En 2021, le troisième volet de la série American Crime Story créée par Ryan Murphy, intitulé Impeachment, braque la lumière sur l’histoire sulfureuse de Monica Lewinsky, la stagiaire la plus célèbre du monde. Une manière de réhabiliter, après #MeToo, une femme que la terre entière a jugé bon de juger aussi injustement que violemment à la fin des années 90. 

 

Ryan Murphy a le don pour dénicher des scandales et des drames flamboyants qui tiennent le spectateur en haleine. Pour sa série American Crime Story, il s’est déjà attaqué au procès controversé d’O.J Simpson, à l’’assassinat particulièrement gore de Gianni Versace et prévoit pour la prochaine saison du show de se concentrer sur les propriétaires peu scrupuleux du Studio 54

 

Mais pour le troisième volet de cette série palpitante qui dépeint les côtés sombres de l’Amérique, il a trouvé un sujet qui mêle un grand nombre de ses obsessions (le sexe, le pouvoir et la politique). Un sujet dans lequel se joue bien plus que la liaison interdite entre un homme et une femme plus jeune. À travers la procédure de destitution lancée en 1998 à l’encontre du Président Bill Clinton causée par l’affaire Monica Lewinsky, c’est le sort médiatique et public réservé aux femmes qui dépassent les limites du politiquement correct qui est crûment mis en lumière.
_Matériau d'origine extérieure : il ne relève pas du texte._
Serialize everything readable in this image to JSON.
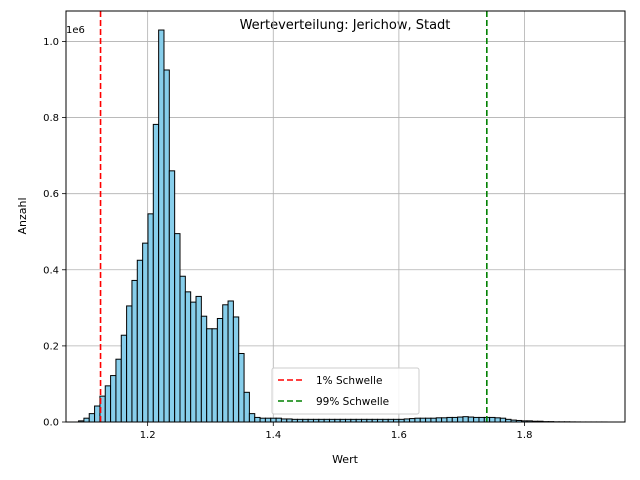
{
  "chart_data": {
    "type": "bar",
    "title": "Werteverteilung: Jerichow, Stadt",
    "xlabel": "Wert",
    "ylabel": "Anzahl",
    "y_offset_label": "1e6",
    "xlim": [
      1.07,
      1.96
    ],
    "ylim": [
      0,
      1080000
    ],
    "xticks": [
      1.2,
      1.4,
      1.6,
      1.8
    ],
    "xtick_labels": [
      "1.2",
      "1.4",
      "1.6",
      "1.8"
    ],
    "yticks": [
      0,
      200000,
      400000,
      600000,
      800000,
      1000000
    ],
    "ytick_labels": [
      "0.0",
      "0.2",
      "0.4",
      "0.6",
      "0.8",
      "1.0"
    ],
    "grid": true,
    "bar_color": "#87ceeb",
    "bar_edge_color": "#000000",
    "histogram": {
      "bin_start": 1.09,
      "bin_width": 0.0085,
      "counts": [
        3000,
        10000,
        22000,
        42000,
        68000,
        95000,
        122000,
        165000,
        228000,
        305000,
        372000,
        425000,
        470000,
        547000,
        782000,
        1030000,
        925000,
        660000,
        495000,
        383000,
        342000,
        315000,
        330000,
        278000,
        245000,
        245000,
        272000,
        308000,
        318000,
        276000,
        180000,
        78000,
        22000,
        12000,
        10000,
        10000,
        10000,
        10000,
        8000,
        8000,
        7000,
        7000,
        7000,
        7000,
        7000,
        7000,
        7000,
        7000,
        7000,
        7000,
        7000,
        7000,
        7000,
        7000,
        7000,
        7000,
        7000,
        7000,
        7000,
        7000,
        7000,
        8000,
        9000,
        10000,
        10000,
        10000,
        10000,
        11000,
        11000,
        12000,
        12000,
        13000,
        14000,
        13000,
        12000,
        12000,
        12000,
        12000,
        11000,
        10000,
        7000,
        5000,
        4000,
        3000,
        3000,
        2000,
        2000,
        1000,
        1000,
        500,
        500,
        500,
        300,
        200,
        100,
        100,
        100,
        100,
        100
      ]
    },
    "thresholds": [
      {
        "name": "1% Schwelle",
        "value": 1.125,
        "color": "#ff0000"
      },
      {
        "name": "99% Schwelle",
        "value": 1.74,
        "color": "#008000"
      }
    ],
    "legend_position": "lower center"
  }
}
Beanie Feldstein dans la saison 3 d’“American Crime Story” @ FX
Beanie Feldstein en Monica Lewinsky dans la saison 3 d’American Crime Story © FX.

Beanie Feldstein, formidable dans le rôle de la pionnière dans la dénonciation du cyberharcèlement

 

Pour American Crime Story: Impeachment, Ryan Murphy a fait appel à Monica Lewinsky, coproductrice de cette saison 3, afin de mieux retranscrire sa vérité. La série se concentre ainsi sur sa version du scandale sexuel qui a failli causer la destitution de Bill Clinton. On se rend compte, à travers des scènes proches d’une émission d’investigation, à quel point la stagiaire à la Maison-Blanche d’une vingtaine d’années était peu préparée à affronter une telle tornade. L’actrice Beanie Feldstein (Booksmart, Lady Bird), qui n’est autre que la sœur de Jonah Hill, est bluffante de ressemblance avec Monica Lewinsky. Avec sa fraîcheur et sa justesse, elle apporte de la fragilité et de l’humanité à celle qu’on a souvent décrite comme une arriviste. Tout aussi formidable, Sarah Paulson, métamorphosée, joue le rôle d’une collègue et fausse amie de l’héroïne prête à tout pour sauver sa peau et sa place.

 

Impitoyables, les images qui brouillent les pistes en fiction et documentaire donnent à réfléchir sur les jugements inquisiteurs auxquels sont soumises les femmes quand elles n’agissent pas comme la société le voudrait. Dans les années 90, des émissions télé ont blagué sur les fellations les plus célèbres du monde, des tabloïds ont disséqué la moindre rumeur sur la vie d’une femme en début de carrière et les remarques aussi sexistes que grossophobes ont fusé de toute part. On pense notamment, devant les détails de cette affaire précédant l’ère #MeToo, au traitement réservé à Britney Spears, présumée folle et sexualisée à outrance pendant la même décennie. Tout le monde se souvient de la robe bleue de Monica mais Impeachment a le mérite de nous rappeler qui se cachait derrière la marque au fer rouge : une jeune fille joviale, peu sûre d’elle et attachante qui rêvait d’être psychologue dans le domaine crimino-légal.

 

American Crime StoryI: mpeachment (2021) créée par Ryan Murphy, Larry Karaszewski et Scott Alexander, disponible sur Disney+.